CLLG — Corpus Liberatum Linguae Graecae

About the Project

The Corpus Liberatum Linguæ Graecæ (CLLG) is a collaborative open-science project aimed at building a freely accessible, high-quality corpus of ancient Greek texts. It provides a complete pipeline from scanned edition images to structured TEI XML, serving the needs of philology, digital humanities, and natural language processing.

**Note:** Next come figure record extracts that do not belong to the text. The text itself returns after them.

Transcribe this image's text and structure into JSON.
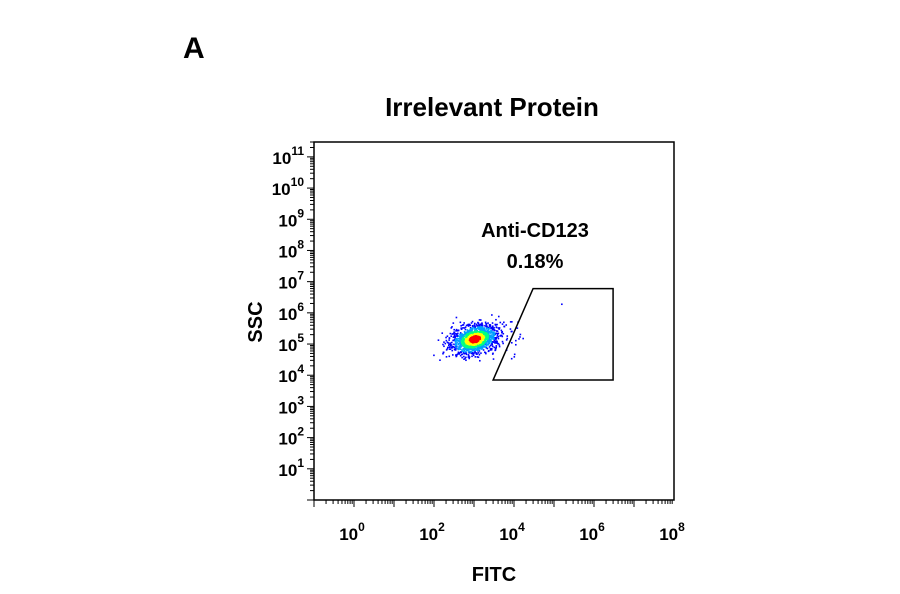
{
  "panel_label": "A",
  "chart_data": {
    "type": "scatter",
    "title": "Irrelevant Protein",
    "xlabel": "FITC",
    "ylabel": "SSC",
    "x_scale": "log",
    "y_scale": "log",
    "xlim": [
      0.1,
      100000000
    ],
    "ylim": [
      1,
      300000000000
    ],
    "x_ticks": [
      {
        "base": "10",
        "exp": "0",
        "value": 1
      },
      {
        "base": "10",
        "exp": "2",
        "value": 100
      },
      {
        "base": "10",
        "exp": "4",
        "value": 10000
      },
      {
        "base": "10",
        "exp": "6",
        "value": 1000000
      },
      {
        "base": "10",
        "exp": "8",
        "value": 100000000
      }
    ],
    "y_ticks": [
      {
        "base": "10",
        "exp": "1",
        "value": 10
      },
      {
        "base": "10",
        "exp": "2",
        "value": 100
      },
      {
        "base": "10",
        "exp": "3",
        "value": 1000
      },
      {
        "base": "10",
        "exp": "4",
        "value": 10000
      },
      {
        "base": "10",
        "exp": "5",
        "value": 100000
      },
      {
        "base": "10",
        "exp": "6",
        "value": 1000000
      },
      {
        "base": "10",
        "exp": "7",
        "value": 10000000
      },
      {
        "base": "10",
        "exp": "8",
        "value": 100000000
      },
      {
        "base": "10",
        "exp": "9",
        "value": 1000000000
      },
      {
        "base": "10",
        "exp": "10",
        "value": 10000000000
      },
      {
        "base": "10",
        "exp": "11",
        "value": 100000000000
      }
    ],
    "population": {
      "center_fitc": 1000,
      "center_ssc": 150000,
      "density_colors": [
        "#0000ff",
        "#00a0ff",
        "#00ff80",
        "#ffff00",
        "#ff0000"
      ]
    },
    "gate": {
      "name": "Anti-CD123",
      "percent": "0.18%",
      "vertices": [
        [
          3000,
          7000
        ],
        [
          30000,
          6000000
        ],
        [
          3000000,
          6000000
        ],
        [
          3000000,
          7000
        ]
      ]
    }
  }
}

Access to ancient Greek texts is currently dominated by the Thesaurus Linguae Graecae (TLG), a proprietary resource that limits reproducible research. While existing open initiatives such as Perseus, First1KGreek, and the Patristic Text Archive (PTA) have made significant contributions, their coverage remains partial — in particular for late antique (Christian and non-Christian) and Byzantine texts. The CLLG aims to fill this gap with an open, sustainable alternative.

What We Do

The project operates along three major axes:

Technological development — OCR for polytonic Greek, layout analysis, and automatic TEI XML encoding.
Corpus production — High-quality, interoperable corpora structured in TEI XML, covering prose texts with canonical references.
Open distribution — All data and tools are released under free licenses and published via Nakala and GitLab.

Legal Context

The project operates within the framework established by French case law (TGI, Droz v. Classiques Garnier, 27 March 2014, confirmed on appeal 9 June 2017), which holds that the scholarly transcription of ancient texts does not constitute an original creative work protected by copyright, as the transcriber’s choices are governed by scientific method rather than personal expression.

Funding

This project is supported by the ANR (Agence Nationale de la Recherche) and carried out within the PIQ project. The project « Corpus Liberatum Linguae Graecae » was supported by the French National Research Agency (ANR) under the France 2030 grant reference number ANR-24-RRII-0002, operated by the Inria Quadrant Program.

The longer-term infrastructure goal is Biblissima Textes, a new component of Biblissima that will serve CLLG texts and other open corpora for ancient and medieval languages via the Distributed Text Services (DTS) API.

Resources

All data and tools are released under free licenses.

GitLab

FreED Corpus

The Freely Editable and Distributable Corpus for ancient Greek, released on GitLab under a free license. Structured TEI XML, covering prose texts with canonical references.

View on GitLab →

HuggingFace

Models on HuggingFace

OCR and layout analysis models for ancient Greek and Latin texts.

→

Datasets on HuggingFace

Synthetic training dataset of ~185,000 pages generated from TEI/XML sources across 4,582 works with over 5,000 style combinations, plus real-world benchmarks of scanned critical editions.

→

Source Code & Data Repositories

CLLG on GitHub

Source code, tools, and supporting repositories.

→

CLLG on GitLab (Inria)

Primary source code and corpus data hosted at Inria.

→

Software

MyDapytains

A ready-to-deploy DTS (Distributed Text Services) API server built on TEI structure, enabling standard programmatic access to corpus texts.

→

HookTest

Validation tool for TEI XML files with CiteStructure encoding and DTS catalog registries. Allows automated testing and reference retrieval without human intervention.

→

Kraken-JS

JavaScript runtime for Kraken OCR/HTR models, running on Node.js and Electron without requiring Python at inference time. Includes segmentation, recognition, and a full end-to-end pipeline with WebGPU/CUDA support.

→

Publications

Research outputs from the CLLG project.

2026 arXiv preprint arXiv:2603.02803

Structure-Aware Text Recognition for Ancient Greek Critical Editions

Nicolas Angleraud, Antonia Karamolegkou, Benoît Sagot, Thibault Clérice

We investigate how visual language models perform on historical scholarly texts. We create a synthetic dataset of 185,000 pages from TEI/XML sources and a real-world benchmark of scanned critical editions. Qwen3VL-8B achieves 1.0% Character Error Rate on actual scans.

2026 arXiv preprint arXiv:2605.27750

Reading or Guessing? Visual Grounding Failures of Vision-Language Models for OCR in Ancient Greek Editions

Antonia Karamolegkou, Nicolas Angleraud, Benoît Sagot, Thibault Clérice

We examine how VLMs perform OCR on ancient Greek texts and find they can generate plausible but visually unsupported text, relying on language priors rather than actual visual input. Fluent output is not necessarily visually grounded.